Per gli inquirenti i due avrebbero organizzato insieme la fuga, per viversi la loro relazione d’amore. Ma le telefonate e i contatti con i parenti della donna hanno tradito i due fuggiaschi, che sono stati localizzati grazie alle intercettazioni telefoniche. Così Johnny lo Zingaro, ritenuto un porotagonista della Roma criminale degli anni 80 torna in cella.

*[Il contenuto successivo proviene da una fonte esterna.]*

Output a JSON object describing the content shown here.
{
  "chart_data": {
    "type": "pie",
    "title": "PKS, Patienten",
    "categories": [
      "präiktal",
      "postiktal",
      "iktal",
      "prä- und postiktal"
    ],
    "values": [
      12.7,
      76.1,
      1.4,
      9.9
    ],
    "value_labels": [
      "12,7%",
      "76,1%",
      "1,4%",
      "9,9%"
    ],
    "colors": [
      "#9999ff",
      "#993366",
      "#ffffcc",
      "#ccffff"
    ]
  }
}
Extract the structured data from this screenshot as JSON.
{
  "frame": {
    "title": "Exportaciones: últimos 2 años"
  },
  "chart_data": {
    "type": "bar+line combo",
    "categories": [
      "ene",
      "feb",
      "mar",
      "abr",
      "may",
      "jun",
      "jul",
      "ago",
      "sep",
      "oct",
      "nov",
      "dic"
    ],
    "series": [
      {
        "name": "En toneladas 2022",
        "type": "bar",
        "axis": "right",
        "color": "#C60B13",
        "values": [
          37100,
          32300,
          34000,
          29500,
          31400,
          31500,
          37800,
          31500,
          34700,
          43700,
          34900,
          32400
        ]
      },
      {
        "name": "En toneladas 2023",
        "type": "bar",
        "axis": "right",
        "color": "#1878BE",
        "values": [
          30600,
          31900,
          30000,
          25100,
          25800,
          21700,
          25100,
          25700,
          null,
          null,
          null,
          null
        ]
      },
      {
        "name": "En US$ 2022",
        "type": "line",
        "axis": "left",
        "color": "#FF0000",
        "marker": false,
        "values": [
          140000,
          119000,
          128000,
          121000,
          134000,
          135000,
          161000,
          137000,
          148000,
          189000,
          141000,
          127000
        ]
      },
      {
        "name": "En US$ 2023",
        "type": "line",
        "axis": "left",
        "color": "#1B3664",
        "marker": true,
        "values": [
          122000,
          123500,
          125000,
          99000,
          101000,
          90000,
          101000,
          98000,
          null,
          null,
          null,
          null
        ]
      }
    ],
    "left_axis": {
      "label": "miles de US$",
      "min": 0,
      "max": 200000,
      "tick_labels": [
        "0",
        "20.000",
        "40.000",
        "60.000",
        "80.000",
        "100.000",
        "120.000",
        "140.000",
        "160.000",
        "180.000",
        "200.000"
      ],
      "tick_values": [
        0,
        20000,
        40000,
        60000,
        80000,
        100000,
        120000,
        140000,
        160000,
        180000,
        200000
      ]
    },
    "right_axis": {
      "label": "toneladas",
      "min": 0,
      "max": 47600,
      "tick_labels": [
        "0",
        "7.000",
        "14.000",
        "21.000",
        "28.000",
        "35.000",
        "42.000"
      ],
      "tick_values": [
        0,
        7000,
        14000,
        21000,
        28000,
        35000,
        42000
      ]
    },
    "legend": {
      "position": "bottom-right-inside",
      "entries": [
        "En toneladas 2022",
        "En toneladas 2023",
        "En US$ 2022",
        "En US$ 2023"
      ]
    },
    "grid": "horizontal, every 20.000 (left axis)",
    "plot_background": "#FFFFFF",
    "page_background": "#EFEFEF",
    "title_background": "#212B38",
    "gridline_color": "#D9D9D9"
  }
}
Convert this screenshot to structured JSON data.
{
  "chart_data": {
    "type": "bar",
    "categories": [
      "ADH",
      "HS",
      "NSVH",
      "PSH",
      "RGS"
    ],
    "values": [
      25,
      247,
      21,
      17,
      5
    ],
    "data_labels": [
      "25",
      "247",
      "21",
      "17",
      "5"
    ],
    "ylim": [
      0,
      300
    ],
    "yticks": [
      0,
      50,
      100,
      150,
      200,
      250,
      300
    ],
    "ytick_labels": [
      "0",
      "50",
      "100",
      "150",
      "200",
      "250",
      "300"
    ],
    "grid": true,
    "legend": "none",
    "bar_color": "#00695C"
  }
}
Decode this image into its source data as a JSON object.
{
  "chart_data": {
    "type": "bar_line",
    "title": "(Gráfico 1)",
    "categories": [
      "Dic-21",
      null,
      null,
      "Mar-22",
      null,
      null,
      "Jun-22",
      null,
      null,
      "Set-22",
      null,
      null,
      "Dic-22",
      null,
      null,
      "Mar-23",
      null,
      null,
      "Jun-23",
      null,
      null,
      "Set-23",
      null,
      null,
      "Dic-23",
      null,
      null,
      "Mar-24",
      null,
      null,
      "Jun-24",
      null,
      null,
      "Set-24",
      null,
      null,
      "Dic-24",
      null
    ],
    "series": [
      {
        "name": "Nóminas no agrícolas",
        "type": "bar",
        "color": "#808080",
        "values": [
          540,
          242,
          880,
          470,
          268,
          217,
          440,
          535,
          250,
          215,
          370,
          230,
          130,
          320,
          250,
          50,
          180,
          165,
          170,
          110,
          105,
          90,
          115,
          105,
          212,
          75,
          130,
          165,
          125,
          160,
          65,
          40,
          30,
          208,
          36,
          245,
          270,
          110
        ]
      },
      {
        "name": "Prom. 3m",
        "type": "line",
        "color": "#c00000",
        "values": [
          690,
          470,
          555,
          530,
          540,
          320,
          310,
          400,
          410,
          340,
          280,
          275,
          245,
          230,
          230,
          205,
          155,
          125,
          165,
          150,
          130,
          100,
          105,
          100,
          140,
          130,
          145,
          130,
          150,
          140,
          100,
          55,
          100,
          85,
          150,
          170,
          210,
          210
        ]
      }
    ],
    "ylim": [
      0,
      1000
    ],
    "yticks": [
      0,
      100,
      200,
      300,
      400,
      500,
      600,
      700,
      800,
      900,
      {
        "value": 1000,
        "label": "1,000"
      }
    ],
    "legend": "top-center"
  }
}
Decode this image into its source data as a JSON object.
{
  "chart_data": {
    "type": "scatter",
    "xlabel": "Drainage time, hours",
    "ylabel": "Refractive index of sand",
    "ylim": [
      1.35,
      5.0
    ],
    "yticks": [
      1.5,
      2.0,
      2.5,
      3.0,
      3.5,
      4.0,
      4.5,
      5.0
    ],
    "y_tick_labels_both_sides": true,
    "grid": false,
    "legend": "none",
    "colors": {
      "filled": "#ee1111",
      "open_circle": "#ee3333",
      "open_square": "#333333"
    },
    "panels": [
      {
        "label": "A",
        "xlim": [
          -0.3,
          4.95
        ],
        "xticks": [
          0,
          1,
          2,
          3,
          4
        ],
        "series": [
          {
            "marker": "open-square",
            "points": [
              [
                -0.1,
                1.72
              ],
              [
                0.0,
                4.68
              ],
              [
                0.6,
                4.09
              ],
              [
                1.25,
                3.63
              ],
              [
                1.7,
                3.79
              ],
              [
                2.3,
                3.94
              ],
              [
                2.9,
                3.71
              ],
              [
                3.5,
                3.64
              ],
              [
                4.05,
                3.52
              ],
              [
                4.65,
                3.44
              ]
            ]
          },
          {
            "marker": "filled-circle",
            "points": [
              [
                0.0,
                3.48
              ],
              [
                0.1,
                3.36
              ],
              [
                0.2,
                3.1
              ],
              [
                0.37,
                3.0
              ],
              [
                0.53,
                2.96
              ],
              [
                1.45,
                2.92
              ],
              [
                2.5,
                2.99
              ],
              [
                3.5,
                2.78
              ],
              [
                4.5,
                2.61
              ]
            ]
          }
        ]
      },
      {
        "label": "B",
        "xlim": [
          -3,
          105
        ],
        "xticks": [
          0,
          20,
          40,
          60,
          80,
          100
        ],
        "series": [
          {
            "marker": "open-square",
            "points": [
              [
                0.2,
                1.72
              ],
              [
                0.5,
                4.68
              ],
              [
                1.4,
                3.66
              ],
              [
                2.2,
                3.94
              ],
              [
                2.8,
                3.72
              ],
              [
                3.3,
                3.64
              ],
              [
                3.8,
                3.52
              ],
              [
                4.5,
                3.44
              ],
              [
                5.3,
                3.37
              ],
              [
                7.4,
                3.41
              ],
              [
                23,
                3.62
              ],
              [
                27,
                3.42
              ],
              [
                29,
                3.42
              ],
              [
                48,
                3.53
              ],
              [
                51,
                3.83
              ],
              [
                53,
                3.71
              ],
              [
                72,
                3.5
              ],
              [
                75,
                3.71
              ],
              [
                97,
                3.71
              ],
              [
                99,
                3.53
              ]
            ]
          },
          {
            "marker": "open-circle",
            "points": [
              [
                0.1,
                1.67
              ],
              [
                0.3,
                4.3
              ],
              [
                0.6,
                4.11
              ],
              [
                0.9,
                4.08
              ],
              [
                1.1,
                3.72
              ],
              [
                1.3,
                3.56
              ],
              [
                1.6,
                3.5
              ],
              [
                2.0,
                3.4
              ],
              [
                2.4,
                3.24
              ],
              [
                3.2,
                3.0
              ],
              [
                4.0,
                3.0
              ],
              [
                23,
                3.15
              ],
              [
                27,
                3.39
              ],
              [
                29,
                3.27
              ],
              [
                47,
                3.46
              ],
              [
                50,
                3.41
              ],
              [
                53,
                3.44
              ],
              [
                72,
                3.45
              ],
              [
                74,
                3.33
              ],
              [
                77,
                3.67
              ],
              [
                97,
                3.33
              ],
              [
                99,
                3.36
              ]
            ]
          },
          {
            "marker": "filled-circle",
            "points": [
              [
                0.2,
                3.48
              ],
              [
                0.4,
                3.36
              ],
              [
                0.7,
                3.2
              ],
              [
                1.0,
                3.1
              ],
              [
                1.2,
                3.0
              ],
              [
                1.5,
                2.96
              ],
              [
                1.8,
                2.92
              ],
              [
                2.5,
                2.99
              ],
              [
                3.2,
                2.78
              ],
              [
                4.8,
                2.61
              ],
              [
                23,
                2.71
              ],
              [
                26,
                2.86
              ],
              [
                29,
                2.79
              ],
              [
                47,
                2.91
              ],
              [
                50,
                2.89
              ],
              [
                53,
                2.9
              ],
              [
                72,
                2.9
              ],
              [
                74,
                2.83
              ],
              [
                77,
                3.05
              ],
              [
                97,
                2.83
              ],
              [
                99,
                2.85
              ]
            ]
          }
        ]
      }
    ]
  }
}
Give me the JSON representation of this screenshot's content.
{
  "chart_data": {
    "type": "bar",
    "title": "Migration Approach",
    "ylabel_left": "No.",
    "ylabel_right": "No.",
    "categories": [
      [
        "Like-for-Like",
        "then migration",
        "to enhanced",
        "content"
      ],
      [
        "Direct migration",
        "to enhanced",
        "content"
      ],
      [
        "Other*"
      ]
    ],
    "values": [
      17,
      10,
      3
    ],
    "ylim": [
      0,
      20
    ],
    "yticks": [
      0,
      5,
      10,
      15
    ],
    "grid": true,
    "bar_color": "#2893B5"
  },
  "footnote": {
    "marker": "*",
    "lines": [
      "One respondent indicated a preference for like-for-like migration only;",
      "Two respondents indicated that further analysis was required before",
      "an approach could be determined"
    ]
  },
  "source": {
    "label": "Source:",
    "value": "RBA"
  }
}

Alfredo Fabbrocini, direttore della seconda divisione del Servizio Centrale Operativo della Polizia ha spiegato che all’operazione hanno lavorato oltre 50 uomini del reparto Squadra Mobile della Polizia di Cuneo, Lucca e Siena e della Polizia Penitenziaria. Fabbrocini ha aperto la conferenza stampa con il ricordo dei colleghi vittime di Johnny lo Zingaro, “Michele Giraldi, Mauro Petrangeli, Vittorio Bigi; parliamo di persone uccise o ferite e per i quali ci siamo sentiti in dovere d’impegnarci forse più di quanto siamo abituati a fare solitamente, per cercare di evitare che Johnny riuscisse o provasse a sottrarsi per l’ennesima volta alle maglie della giustizia”, ha detto Fabbrocini.